小宮山総長の告辞と都市工学科について

3月25日は東大の卒業式と都市工学科の謝恩会だった。僕は教養学部のクラスよりも、都市工学科での2年半の方がずっと楽しかった。なぜかと言うと、演習の授業や旅行を通じて、「異質なるもの」との交流をしてこれたからだと思う。これは小宮山総長が卒業式の告辞で述べたことと通ずるところが大きい。小宮山総長の伝えたかったことを僕なりに要約すると、

「異質なるもの」と交流することで自分自身の言動や発想を客観化する視点を持つことができる。そうした「異質なるもの」との交流を楽しみ、「他者を感じる力」を養うプロセスこそが、人間を鍛え、大きな成果を生み出す原動力となる。*1

といったことだろう。


そうした意味で、都市工学科は「異質なるもの」との出会いに満ち溢れた環境であった。それは、学期中の多くの時間を占める演習を通じてであったり、個人的に行った旅行を通じてであった。今までの人生では、僕の友達は地元の友達か、バスケの友達が大半を占めていた。いわば、同じ価値観を共有した狭いコミュニティに交友関係が限られていた。けれど都市工学科には本当にいろいろなタイプの人がいた。最初は僕が今まで付き合ってきた人とは全く違う人への接し方や価値観を持った人ばかりの環境にとまどったりもした。特に演習や旅行中はその人自身の人間性や性格が如実に表れるから、この人は何でこういう人との付き合い方しかできないのだろうと腹が立つことも正直多かった。失礼を承知で言うと、高校時代の自分だったら絶対友達になっていなかっただろうなぁ、と思うような人が多かった気がする。

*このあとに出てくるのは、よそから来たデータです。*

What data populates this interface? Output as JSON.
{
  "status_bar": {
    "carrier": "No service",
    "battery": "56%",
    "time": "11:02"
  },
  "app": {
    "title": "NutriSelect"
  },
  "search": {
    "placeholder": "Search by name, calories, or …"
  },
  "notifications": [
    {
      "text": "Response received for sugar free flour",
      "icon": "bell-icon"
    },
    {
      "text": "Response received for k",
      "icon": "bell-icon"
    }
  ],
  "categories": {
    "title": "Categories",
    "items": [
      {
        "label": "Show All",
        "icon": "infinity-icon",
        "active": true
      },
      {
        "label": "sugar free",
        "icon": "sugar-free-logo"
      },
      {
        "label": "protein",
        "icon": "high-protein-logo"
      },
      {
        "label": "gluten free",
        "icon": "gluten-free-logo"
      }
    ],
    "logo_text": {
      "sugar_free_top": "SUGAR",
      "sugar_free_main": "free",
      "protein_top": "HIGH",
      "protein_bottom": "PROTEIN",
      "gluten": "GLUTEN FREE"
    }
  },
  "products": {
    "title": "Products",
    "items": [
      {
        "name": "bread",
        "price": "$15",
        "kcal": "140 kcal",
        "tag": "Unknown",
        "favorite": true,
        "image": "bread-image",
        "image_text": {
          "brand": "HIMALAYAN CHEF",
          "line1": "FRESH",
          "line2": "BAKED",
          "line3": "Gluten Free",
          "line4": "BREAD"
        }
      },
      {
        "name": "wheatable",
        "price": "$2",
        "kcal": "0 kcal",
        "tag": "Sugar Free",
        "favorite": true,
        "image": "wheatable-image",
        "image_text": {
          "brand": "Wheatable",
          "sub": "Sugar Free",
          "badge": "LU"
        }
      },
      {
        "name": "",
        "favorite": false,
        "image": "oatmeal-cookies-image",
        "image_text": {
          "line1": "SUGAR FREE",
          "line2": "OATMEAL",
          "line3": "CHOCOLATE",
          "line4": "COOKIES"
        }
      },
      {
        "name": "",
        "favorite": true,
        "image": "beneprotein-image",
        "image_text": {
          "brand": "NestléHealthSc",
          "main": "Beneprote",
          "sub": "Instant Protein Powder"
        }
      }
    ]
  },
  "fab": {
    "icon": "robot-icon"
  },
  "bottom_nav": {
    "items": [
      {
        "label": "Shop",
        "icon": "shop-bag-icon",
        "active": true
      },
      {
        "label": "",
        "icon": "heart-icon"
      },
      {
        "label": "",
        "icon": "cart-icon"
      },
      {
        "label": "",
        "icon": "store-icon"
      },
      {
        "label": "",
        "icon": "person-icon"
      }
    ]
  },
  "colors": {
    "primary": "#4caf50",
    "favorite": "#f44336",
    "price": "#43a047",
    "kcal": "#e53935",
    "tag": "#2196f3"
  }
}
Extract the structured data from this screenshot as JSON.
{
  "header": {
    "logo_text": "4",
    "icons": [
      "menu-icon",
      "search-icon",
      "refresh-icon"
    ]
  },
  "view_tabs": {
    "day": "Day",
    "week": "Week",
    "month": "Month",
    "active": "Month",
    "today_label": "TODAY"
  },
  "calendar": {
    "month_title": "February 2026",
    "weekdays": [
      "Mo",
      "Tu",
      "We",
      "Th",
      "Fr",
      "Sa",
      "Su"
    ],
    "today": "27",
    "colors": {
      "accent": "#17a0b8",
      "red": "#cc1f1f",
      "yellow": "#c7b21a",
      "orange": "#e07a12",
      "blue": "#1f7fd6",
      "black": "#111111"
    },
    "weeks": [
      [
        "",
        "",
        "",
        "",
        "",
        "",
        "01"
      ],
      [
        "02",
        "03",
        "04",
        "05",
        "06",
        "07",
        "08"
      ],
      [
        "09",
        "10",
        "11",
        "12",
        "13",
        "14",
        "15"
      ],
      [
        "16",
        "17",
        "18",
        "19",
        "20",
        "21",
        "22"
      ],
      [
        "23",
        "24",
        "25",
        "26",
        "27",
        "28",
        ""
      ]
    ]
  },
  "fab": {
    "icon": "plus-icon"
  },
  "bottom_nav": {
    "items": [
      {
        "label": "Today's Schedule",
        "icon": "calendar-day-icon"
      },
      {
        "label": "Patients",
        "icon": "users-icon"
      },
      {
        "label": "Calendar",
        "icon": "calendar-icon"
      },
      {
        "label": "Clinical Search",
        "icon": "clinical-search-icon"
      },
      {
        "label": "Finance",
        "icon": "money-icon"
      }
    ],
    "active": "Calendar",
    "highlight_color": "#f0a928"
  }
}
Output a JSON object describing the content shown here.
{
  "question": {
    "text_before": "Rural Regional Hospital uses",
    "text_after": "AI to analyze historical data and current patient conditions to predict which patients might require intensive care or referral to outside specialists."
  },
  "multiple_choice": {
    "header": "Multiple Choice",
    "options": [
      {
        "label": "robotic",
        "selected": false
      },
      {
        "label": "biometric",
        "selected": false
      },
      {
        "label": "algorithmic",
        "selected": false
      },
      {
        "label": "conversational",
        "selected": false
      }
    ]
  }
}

ただ、皆圧倒的に個性が強烈で、どの人も周りに比べて秀でた部分、これだけでは誰にも負けないという部分が必ずあった。その分野はそれぞれ全く違っていて、それらは音楽、スポーツ、データ解析、デザイン、設計、写真、絵、リーダーシップで皆をまとめること、皆を盛り上げること、国際性等であった。だからこそ、自分がいかに個性的か、面白いことをやっているかを主張しないと自分自身の存在意義が薄れてしまうような環境だったようにさえ思う。それでもどこかでそれぞれが互いを認め合っているようなところがあった。少なくとも僕はそうだったし、強烈な個性を持つ仲間から認めてもらうことが大学生活の大きなモチベーションの一つになっていたのではないかと思う。

僕自身、都市工学科の友達と出会えたことや都市工学科の演習を通じて、自分自身の方向性・適性を考え直すことができた。言ってみれば、小宮山総長の言う「『異質なるもの』との交流の中から自分自身の言動や発想を客観化する」ことのできる環境に、否応なく置かれていたと思う。その結果、自分よりももっと都市に対して熱い想いを持った人がいたり、デザインや設計の力に秀でている友達がたくさんいるから、都市工学という分野で自分は一番になることはできないだろうなぁ、と気付くことができた。だから大学院の専攻を「技術経営戦略学」に変えて、自分が大学生活に力を入れて勉強してきた英語やビジネスといったものを生かして、新しくできたばかりの専攻であるこの道でひとかどの人物になりたいと思うようになった。
まだ社会にも出ていない身分で言うのもはばかられるけど、都市工学科で過ごした二年半は、自分の方向性や適性を定めるうえで人生の大きなターニングポイントとなったのではないかと思う。これからは毎日会える環境にはなくなるけれど、大学院に行っても、その先社会に出てからも、どこかで都市工学科の同期の存在を意識しながら、進んでいく道で活躍できるように努力していきたい。




卒業式の日、安田講堂前にて中学時代からの友人と。